In the last 50 years, amateur designers have become more rare. Mike Keiser has been known to walk the initial routing with Bill Coore and offer feedback. Tax attorney Ken Tomlinson built Tidewater Golf Club in Myrtle Beach. Pitak Intrawityanunt designed Ayodhya Links in Thailand, which has enjoyed great acclaim for its intricate greens.  GOLF is offering a design challenge through March 15 to help Jack Nicklaus design a par-4. Perhaps the next great amateur designer gets his or her start here.

France's beloved gem, Morfontaine.
Getty Images

Steven Lapper (Panelist since 2009; has played 84 of the Top 100): So many names jump out as legitimate contenders for this highly subjective question. George Thomas, William Flynn, Walter Travis, Alex Russell, Harry Colt, James Braid, Old Tom Morris, Perry Maxwell … the list could go on and on.

All of these names are associated with famous courses but who, outside of fellow golf architecture fans, has ever heard of William Herbert Fowler?  Only those who’ve had the good fortune to play the likes of Walton Heath, Beau Desert, Eastward Ho, Saunton GC, Berkshire Red & Blue, or Aberdovey, or came away beaming about his contributions to the likes of Cruden Bay, Royal North Devon (Westward Ho), Burnham & Berrow or Royal Lytham & St. Annes, will recognize his name. 

Fowler courses appear to the eye as natural and easy flowing linksland or heathland golf, yet typically find defensive bunkering coupled with devilishly undulating greens. Blind shots combine with nuanced deception amid humps and hollows and demand talented thought and accuracy on every shot. His inventive Berkshire Red course, with six par-3s, six par-4s and six par-5’s, laid the groundwork for Coore & Crenshaw’s modern gem: Cabot Cliffs.

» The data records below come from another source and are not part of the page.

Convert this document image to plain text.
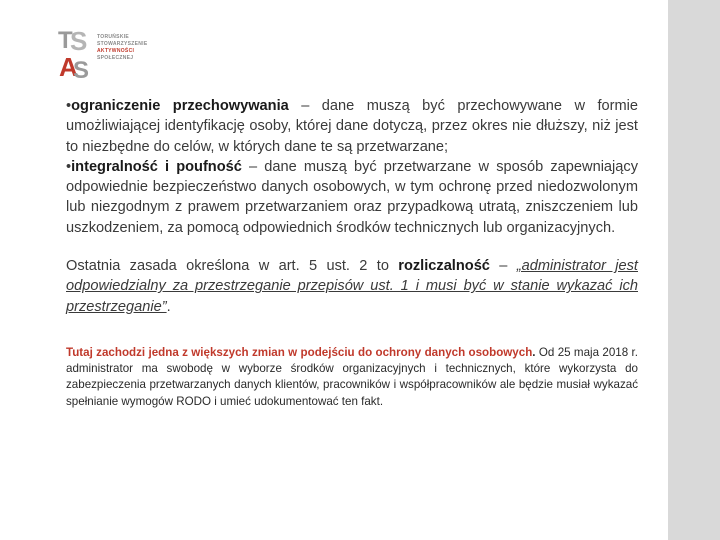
T
S
A
S
TORUŃSKIE
STOWARZYSZENIE
AKTYWNOŚCI
SPOŁECZNEJ
•ograniczenie przechowywania – dane muszą być przechowywane w formie umożliwiającej identyfikację osoby, której dane dotyczą, przez okres nie dłuższy, niż jest to niezbędne do celów, w których dane te są przetwarzane;
•integralność i poufność – dane muszą być przetwarzane w sposób zapewniający odpowiednie bezpieczeństwo danych osobowych, w tym ochronę przed niedozwolonym lub niezgodnym z prawem przetwarzaniem oraz przypadkową utratą, zniszczeniem lub uszkodzeniem, za pomocą odpowiednich środków technicznych lub organizacyjnych.
Ostatnia zasada określona w art. 5 ust. 2 to rozliczalność – „administrator jest odpowiedzialny za przestrzeganie przepisów ust. 1 i musi być w stanie wykazać ich przestrzeganie”.
Tutaj zachodzi jedna z większych zmian w podejściu do ochrony danych osobowych. Od 25 maja 2018 r. administrator ma swobodę w wyborze środków organizacyjnych i technicznych, które wykorzysta do zabezpieczenia przetwarzanych danych klientów, pracowników i współpracowników ale będzie musiał wykazać spełnianie wymogów RODO i umieć udokumentować ten fakt.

 Fowler’s own masterpiece, Cape Cod’s Eastward Ho, is a rollercoaster of unadulterated fun and joy. The land, an ancient terminal moraine, is a pure up-down-sideways-and back adventure from tee through green. Few other courses, even in the architecturally-rich U.S. Northeast region, possess such movement, yet never find an ounce of repetition amongst their eighteen holes. 

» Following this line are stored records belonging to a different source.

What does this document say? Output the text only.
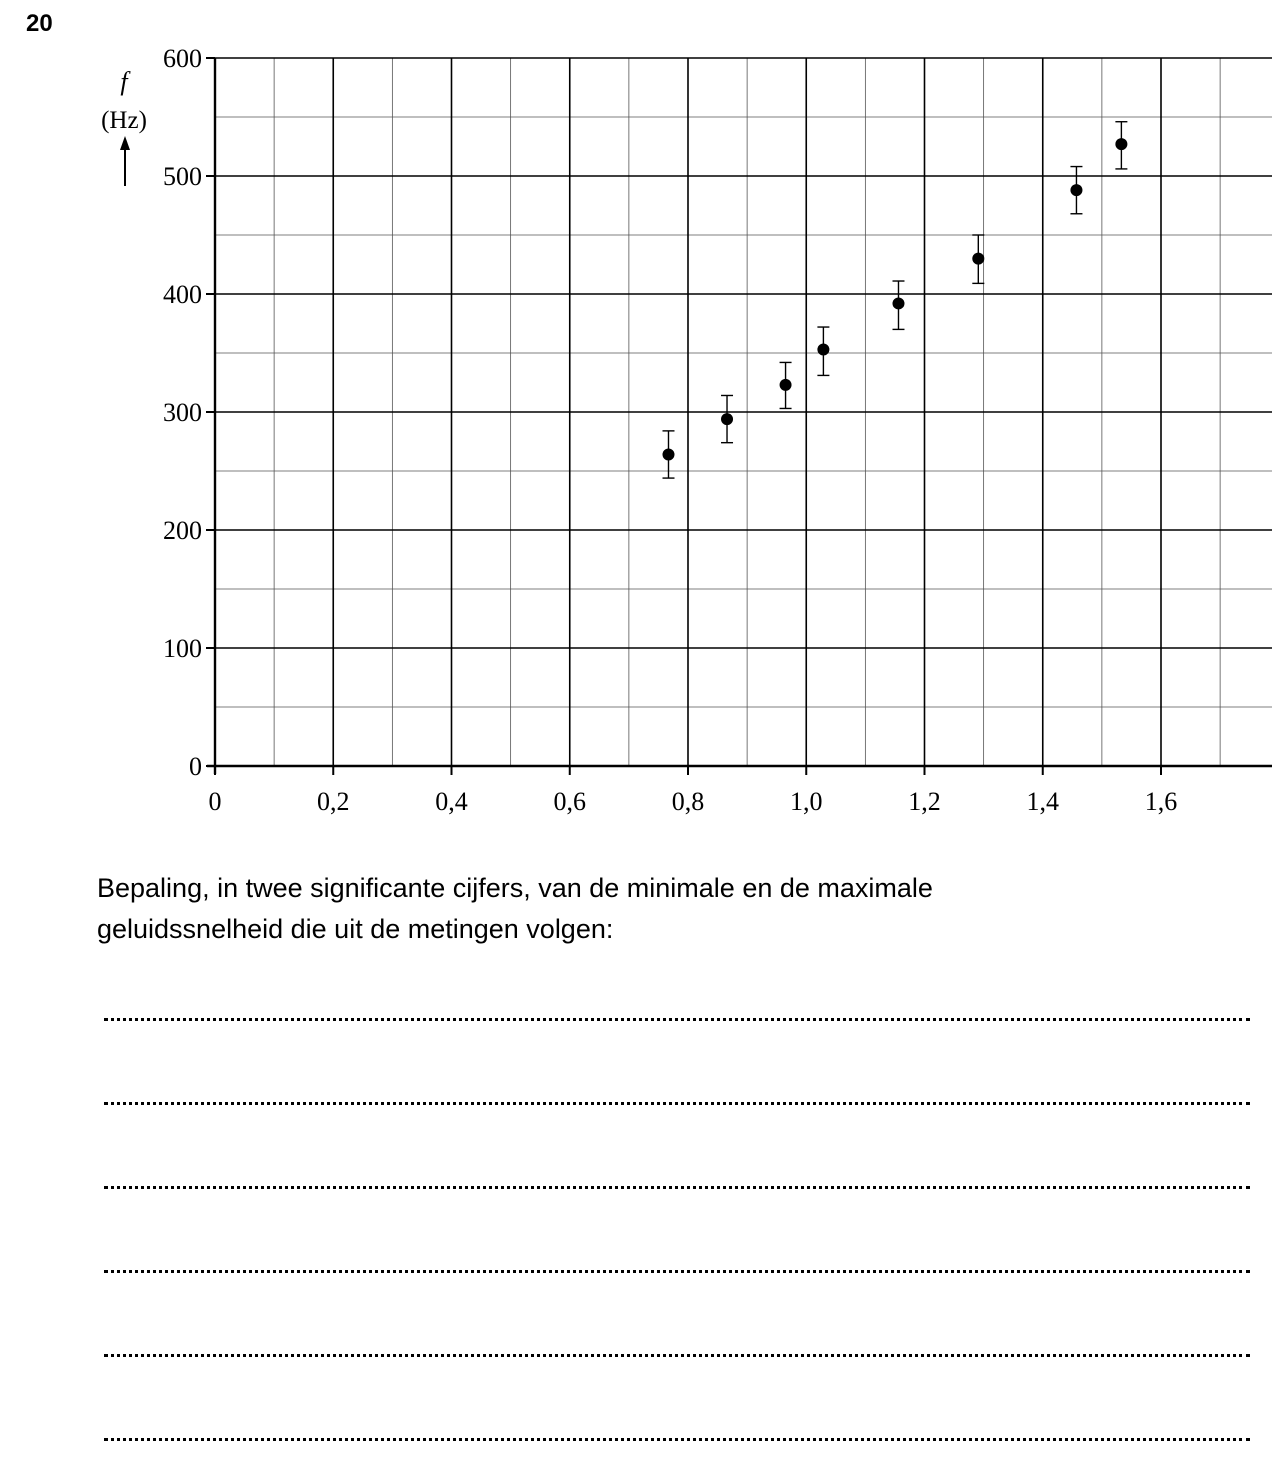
20
0
100
200
300
400
500
600
0	0,2	0,4	0,6	0,8	1,0	1,2	1,4	1,6
f
(Hz)
Bepaling, in twee significante cijfers, van de minimale en de maximale
geluidssnelheid die uit de metingen volgen:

With a nod to my fellow panelists here, the truly most underrated are indeed the amateurs whose immersion into a single property have produced such wonderful golfing gems. The common ingredient for the likes of a Fownes, Crump, Wilson or Neville was vision, and the ability to learn and borrow excellence from others. They remain underrated solely because they never sought a portfolio, only unique exception.

Jeff Lewis (Panelist since 2003; has played 97 of the Top 100): Easy question. Harry S. Colt. Now, how could Harry Colt be the most underrated designer ever?  Muirfield? Portrush? Sunningdale? The Hague? Swinley Forest? Milwaukee CC? Pine Valley? Lytham and St. Anne’s? Hamilton? H.S. Colt is not getting enough recognition?  

He is underrated because he is by far the best architect ever.  The depth of his accomplishments is completely unmatched. What makes him the best? Colt leaves the most gentle impression on the terrain of any architect.  From MacKenzie, Tillinghast, Macdonald and Ross to Dye, Coore, Doak and Hanse, all of the greats have a style that one cannot fail to recognize almost immediately when we find a course of theirs that is intact. Colt’s touch is so light that we only see the land itself, not the architect.  Chances are that wherever one lives in the world, not too far away we can find a Colt or Allison course. Go find it. You will not be disappointed.